L’esclave qui répond au nom d’Adorón l’ignore.

— Une jeune femme a été arrrêtée hierrr soirrr. Elle va êtrrre jugée ce midi surrr la Place du Marrrché.
— Adorón !

Cette fois, c’est un ordre que sa camarade ridée a lancé. Mais l’esclave ne se laisse pas refroidir. Il la défie de son regard marron, et ses longs cheveux noirs tressés ressemblent à des serpents qui vibrent de colère.

— J’ai entendu dirrre qu’elle est une trrraitre au Seigneurrr Barrrtolomé. Si elle est jugée pourrr trrrahison, elle serrra pendue.

Oui, c’est cela ! C’est bien de Nora qu’il parle ! Aron a entendu le Seigneur Bartolomé l’appelée « traitre » le soir précédent.
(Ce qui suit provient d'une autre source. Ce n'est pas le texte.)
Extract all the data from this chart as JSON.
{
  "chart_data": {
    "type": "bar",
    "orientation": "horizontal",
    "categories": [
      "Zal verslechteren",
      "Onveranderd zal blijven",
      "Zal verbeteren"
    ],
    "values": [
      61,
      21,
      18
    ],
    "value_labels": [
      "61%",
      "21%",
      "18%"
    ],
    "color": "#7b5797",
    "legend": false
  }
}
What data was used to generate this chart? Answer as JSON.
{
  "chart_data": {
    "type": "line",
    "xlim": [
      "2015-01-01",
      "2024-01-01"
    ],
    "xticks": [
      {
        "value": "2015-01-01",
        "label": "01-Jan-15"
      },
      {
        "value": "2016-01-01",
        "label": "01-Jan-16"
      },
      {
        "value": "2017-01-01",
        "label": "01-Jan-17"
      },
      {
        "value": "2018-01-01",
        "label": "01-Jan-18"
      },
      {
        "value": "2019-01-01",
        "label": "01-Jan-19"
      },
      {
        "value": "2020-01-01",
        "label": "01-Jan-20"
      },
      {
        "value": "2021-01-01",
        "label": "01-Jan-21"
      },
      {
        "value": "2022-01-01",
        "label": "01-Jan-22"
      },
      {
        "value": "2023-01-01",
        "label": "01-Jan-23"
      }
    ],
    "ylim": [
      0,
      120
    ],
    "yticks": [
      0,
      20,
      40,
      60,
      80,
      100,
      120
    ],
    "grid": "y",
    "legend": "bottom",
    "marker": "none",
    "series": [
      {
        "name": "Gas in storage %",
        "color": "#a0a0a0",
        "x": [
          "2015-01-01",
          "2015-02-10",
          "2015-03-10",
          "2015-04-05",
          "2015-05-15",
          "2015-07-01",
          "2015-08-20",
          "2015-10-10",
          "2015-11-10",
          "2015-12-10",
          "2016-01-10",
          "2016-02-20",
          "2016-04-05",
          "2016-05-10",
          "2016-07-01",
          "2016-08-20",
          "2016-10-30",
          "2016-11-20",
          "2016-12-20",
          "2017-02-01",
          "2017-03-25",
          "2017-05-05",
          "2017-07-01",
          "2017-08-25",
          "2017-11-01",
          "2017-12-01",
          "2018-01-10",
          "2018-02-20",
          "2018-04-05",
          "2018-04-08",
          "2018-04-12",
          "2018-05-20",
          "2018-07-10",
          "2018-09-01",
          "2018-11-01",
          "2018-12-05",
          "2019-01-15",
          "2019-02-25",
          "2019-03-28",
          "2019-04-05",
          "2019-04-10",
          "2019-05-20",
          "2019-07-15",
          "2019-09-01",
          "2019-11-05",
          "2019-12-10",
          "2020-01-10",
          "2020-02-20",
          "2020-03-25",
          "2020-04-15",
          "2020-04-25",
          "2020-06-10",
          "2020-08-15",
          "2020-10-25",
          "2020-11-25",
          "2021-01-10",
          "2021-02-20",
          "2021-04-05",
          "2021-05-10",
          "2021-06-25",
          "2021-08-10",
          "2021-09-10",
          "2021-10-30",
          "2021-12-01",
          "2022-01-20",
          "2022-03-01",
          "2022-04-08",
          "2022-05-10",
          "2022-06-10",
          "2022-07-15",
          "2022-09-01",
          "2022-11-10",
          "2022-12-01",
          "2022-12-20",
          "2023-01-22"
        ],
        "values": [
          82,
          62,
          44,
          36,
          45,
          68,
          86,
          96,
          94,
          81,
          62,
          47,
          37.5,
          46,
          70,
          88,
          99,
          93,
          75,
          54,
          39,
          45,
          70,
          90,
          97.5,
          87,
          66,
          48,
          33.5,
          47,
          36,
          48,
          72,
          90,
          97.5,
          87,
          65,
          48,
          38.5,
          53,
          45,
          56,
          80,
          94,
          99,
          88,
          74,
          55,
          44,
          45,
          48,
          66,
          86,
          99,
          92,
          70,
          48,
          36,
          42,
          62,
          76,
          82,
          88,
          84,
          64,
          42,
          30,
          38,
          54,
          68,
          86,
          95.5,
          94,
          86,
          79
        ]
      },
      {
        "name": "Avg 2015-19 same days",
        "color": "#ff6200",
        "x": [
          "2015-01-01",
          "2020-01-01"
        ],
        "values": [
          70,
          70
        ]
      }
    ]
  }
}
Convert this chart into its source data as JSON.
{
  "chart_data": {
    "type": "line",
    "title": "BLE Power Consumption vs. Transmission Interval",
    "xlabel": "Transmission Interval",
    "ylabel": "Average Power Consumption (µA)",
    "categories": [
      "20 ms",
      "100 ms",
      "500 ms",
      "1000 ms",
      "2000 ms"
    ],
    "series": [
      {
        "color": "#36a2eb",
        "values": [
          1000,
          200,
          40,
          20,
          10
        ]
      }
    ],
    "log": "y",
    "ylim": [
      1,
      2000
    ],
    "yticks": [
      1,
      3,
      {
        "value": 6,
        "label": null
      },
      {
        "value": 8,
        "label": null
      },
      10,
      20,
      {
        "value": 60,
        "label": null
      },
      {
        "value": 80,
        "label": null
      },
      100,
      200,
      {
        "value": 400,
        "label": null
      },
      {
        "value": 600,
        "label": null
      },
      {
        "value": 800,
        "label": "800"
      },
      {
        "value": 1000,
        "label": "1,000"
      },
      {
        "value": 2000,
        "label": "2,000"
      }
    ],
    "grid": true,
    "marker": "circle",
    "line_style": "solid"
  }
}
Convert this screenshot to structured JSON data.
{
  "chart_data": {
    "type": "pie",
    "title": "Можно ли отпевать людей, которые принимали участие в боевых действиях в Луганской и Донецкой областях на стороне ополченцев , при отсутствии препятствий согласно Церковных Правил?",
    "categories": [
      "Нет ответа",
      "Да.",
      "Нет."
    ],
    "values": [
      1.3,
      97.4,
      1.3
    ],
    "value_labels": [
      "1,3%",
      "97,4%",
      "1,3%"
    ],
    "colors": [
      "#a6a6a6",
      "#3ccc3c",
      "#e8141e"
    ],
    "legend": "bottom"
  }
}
Il n’a pas compris toutes les implications que ce mot entraîne, mais il a compris que ce doit être l’appellation que l’on donne à ses ennemis. Et connaissant le Seigneur Bartolomé comme il le connait à présent, il ne donne pas cher de la peau de Nora.

— Où est la Place du Marché ? demande Aron avec crainte.

Cette fois-ci, Adorón hésite. Tous les esclaves l’entourent, le surveillent. C’était une chose de lui parler du sort de Nora, c’en est une autre de l’aider à la sauver. Et cela, Aron l’a bien compris. Si Adorón est un esclave du Seigneur Bartolomé et qu’il aide Aron, un prisonnier qui s’est échappé, à sauver Nora de sa punition, il n’ose imaginer le sort qui sera réservé à tous ceux qui l’auront aidé.

Metávosvos a vosoneio lavor, pongos!

Tout le monde se pétrifie d’effroi. Un garde a débarqué au loin. Il court vers eux, un gourdin brandi au-dessus de la tête. Il compte taper de l’esclave.